Resilience is the new Efficiency

Economists have long obsessed with efficiency. At the macro- and micro level such things as slack, waste and inefficiency were considered things to avoid and economists have advocated free markets and open competition to eliminate them. In this blog I will argue that we have been too successful, and that perhaps resilience should become our new efficiency…

Recent shocks show us that efficient systems can become vulnerable. The financial crisis of 2007-2009 was a wakeup call for the financial establishment. COVID-19 revealed weaknesses in our health infrastructures. And the energy and food price shocks now reveal how dependent and vulnerable we have become on cheap fossil fuel from Russia. The dynamic that all these crises have in common is reminiscent of Hyman Minsky’s theory of financial fragility. He argues that risks build up in a system automatically because they are stable, making all stability temporary. For financial systems, the cycle is best documented by Reinhardt and Rogoff’s This Time is Different. After a crisis we are all alert and wary and regulators and investors require robust reserves and prudent decisions and monitor the sector with extra vigilance.
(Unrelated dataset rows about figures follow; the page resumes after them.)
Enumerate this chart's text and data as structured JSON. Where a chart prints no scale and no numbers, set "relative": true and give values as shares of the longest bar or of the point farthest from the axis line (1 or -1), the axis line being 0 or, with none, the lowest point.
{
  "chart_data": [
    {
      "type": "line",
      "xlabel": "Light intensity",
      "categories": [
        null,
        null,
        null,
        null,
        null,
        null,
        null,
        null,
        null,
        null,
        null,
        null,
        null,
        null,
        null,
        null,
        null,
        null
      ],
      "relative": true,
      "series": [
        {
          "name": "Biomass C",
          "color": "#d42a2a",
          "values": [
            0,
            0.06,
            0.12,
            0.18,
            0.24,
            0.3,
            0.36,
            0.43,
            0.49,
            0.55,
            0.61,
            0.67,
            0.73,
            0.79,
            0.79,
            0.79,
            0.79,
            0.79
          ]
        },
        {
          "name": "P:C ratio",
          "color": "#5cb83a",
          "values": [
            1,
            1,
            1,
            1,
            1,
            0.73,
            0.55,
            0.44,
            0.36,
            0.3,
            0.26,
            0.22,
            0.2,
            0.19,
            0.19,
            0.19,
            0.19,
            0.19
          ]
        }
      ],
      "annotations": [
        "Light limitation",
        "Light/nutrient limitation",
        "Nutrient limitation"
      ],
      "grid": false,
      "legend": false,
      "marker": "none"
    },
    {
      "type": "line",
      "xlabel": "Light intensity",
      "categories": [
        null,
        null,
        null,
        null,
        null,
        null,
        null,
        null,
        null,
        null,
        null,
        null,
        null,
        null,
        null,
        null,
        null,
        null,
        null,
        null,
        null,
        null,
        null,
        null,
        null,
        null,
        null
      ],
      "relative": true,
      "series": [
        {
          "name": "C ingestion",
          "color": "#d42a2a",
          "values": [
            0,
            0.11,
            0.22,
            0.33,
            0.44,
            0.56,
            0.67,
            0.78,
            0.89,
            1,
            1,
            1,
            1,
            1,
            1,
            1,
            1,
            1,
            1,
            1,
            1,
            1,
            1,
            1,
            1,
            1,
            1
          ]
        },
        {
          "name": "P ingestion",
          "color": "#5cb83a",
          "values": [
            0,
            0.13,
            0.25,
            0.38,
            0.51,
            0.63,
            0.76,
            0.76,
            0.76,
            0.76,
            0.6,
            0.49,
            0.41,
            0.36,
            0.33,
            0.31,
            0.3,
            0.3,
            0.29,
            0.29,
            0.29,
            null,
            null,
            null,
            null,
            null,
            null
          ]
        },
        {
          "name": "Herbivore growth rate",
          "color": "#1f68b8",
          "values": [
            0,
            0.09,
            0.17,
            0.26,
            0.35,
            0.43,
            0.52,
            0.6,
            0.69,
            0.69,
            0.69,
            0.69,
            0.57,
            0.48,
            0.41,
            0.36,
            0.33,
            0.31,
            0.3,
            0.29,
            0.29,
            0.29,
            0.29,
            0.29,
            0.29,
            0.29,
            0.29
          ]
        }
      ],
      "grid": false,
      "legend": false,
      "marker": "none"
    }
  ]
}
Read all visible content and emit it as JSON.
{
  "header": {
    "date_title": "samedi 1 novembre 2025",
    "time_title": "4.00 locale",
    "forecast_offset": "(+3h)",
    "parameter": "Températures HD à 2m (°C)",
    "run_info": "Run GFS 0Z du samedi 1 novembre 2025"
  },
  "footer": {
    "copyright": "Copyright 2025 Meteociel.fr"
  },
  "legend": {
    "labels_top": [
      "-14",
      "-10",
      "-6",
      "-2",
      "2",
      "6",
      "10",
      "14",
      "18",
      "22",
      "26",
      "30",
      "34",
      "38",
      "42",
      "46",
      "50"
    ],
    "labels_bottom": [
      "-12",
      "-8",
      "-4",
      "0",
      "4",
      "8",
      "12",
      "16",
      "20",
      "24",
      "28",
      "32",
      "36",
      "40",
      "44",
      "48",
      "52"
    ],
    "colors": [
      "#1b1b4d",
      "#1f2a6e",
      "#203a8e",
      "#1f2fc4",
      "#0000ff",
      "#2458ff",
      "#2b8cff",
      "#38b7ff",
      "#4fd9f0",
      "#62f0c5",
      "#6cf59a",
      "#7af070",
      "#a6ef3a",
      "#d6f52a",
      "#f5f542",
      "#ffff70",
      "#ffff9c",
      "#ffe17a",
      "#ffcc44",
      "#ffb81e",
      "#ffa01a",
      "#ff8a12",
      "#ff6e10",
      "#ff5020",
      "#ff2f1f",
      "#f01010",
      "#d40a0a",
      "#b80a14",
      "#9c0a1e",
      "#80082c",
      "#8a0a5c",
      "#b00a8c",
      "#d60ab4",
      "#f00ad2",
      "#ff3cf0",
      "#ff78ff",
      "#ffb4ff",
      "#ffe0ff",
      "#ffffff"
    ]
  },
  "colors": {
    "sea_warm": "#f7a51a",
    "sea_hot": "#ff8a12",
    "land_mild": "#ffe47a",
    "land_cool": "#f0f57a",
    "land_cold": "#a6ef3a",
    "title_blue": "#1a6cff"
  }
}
As time passes and new opportunities arise, optimistic investors take a little more risk, which in conservative markets tends to pay off. More and more people jump on the bandwagon and as more people take more risk, the system starts to become less stable. A small, insignificant event can then spark a cascade of events that destabilizes the entire system and causes another crisis.

Similarly, decades of small and mild outbreaks of new viruses combined with the economic mainstream eliminating slack and waste in our (still rapidly expanding) public health care systems, allowed policy makers and decision makers in health care to take incrementally higher “risks” by cutting budgets and spare capacity. Before COVID-19, the Dutch healthcare system operated with only 6,7 IC beds per 100.000 inhabitants (cf. 16 in Belgium, 19 in France and 48 in Germany). Of course, one can lament the shortages in IC-capacity once a pandemic hits the country. But in the decades without pandemics, Dutch taxpayers saved quite an amount by cutting away this “excess” capacity. A similar story can be told for (absent) national gas reserves. Or spending on disaster readiness, by for example spending on an army, the police, and our firefighters.

 

Resilience

Keeping IC-capacity, or financial resources, or food- and energy supplies and emergency response capacity in reserve is very costly. And most of the time all they buy is peace of mind. But most importantly, in a competitive market, there is no business model for keeping costly resources in reserve. And taxpayers, enjoying prolonged periods of relative health, peace and stability, have a hard time measuring the benefits when the costs are all too clear.  

Now of course I could conclude by arguing our government should spend more on all these reserves, foregoing the benefits of competition while preparing for the last calamity that has befallen us. And more spending on care, security and defence is surely justified in the Netherlands. Especially on the wages of the people that make all the difference there. But most important is that we invest in the resilience of our systems. And that is not the same.

Resilience is the ability of a system to resist a shock and recover after a shock has hit. That ability does not depend on stocking up people and equipment in advance but managing a crisis effectively when it hits. The key thing to realise here is that handling a crisis is easy enough if you know what to prepare for. But you typically do not. This makes crises less suitable for top-down management by scripts. If a crisis unfolds in unpredictable and unforeseen ways, you need to acknowledge that you cannot have all the information you need to act in an optimal way. It is then often better to make sure those close to the problems have access to the resources they need to implement their solutions. And quickly learn and select among these experiments to scale up what works. This is a rather entrepreneurial way of working.

Entrepreneurs, who I define as people that challenge the status quo in which they find themselves, routinely engage in experimentation because they operate under (sometimes deep) uncertainty. They try, learn, pivot, and try again until they find the solutions to their problems (or fail). They are the source of innovation according to Schumpeter, but they also have a notoriously difficult time attracting financial, human and knowledge resources for their ventures, exactly because these are inherently uncertain. Still, the entrepreneurial mindset and approach is what we have seen working in many places during the COVID-19 lockdowns and hopefully will again in the current energy- (and global food) crisis that the Russian invasion of Ukraine has now provoked.

Organising resilience then requires creating more entrepreneurial organisations. Responsible leaders in public and private sectors should organise better access to their organisations’ resources for the challengers of their status quo from within and without. This is not easy, as the leaders of an organisation will often feel responsible for and act as defenders of that status quo. The way to justify a more open attitude is to be very clear on the merits that both status quo solutions and their challengers will be selected, such that only better ideas can ever replace the good ones in place. In normal times this will inspire innovation, while in times of crisis, entrepreneurship creates resilience at the personal, organisational, and systemic level.  

The best way to prepare for change is to make change your routine and resilience should become our new efficient.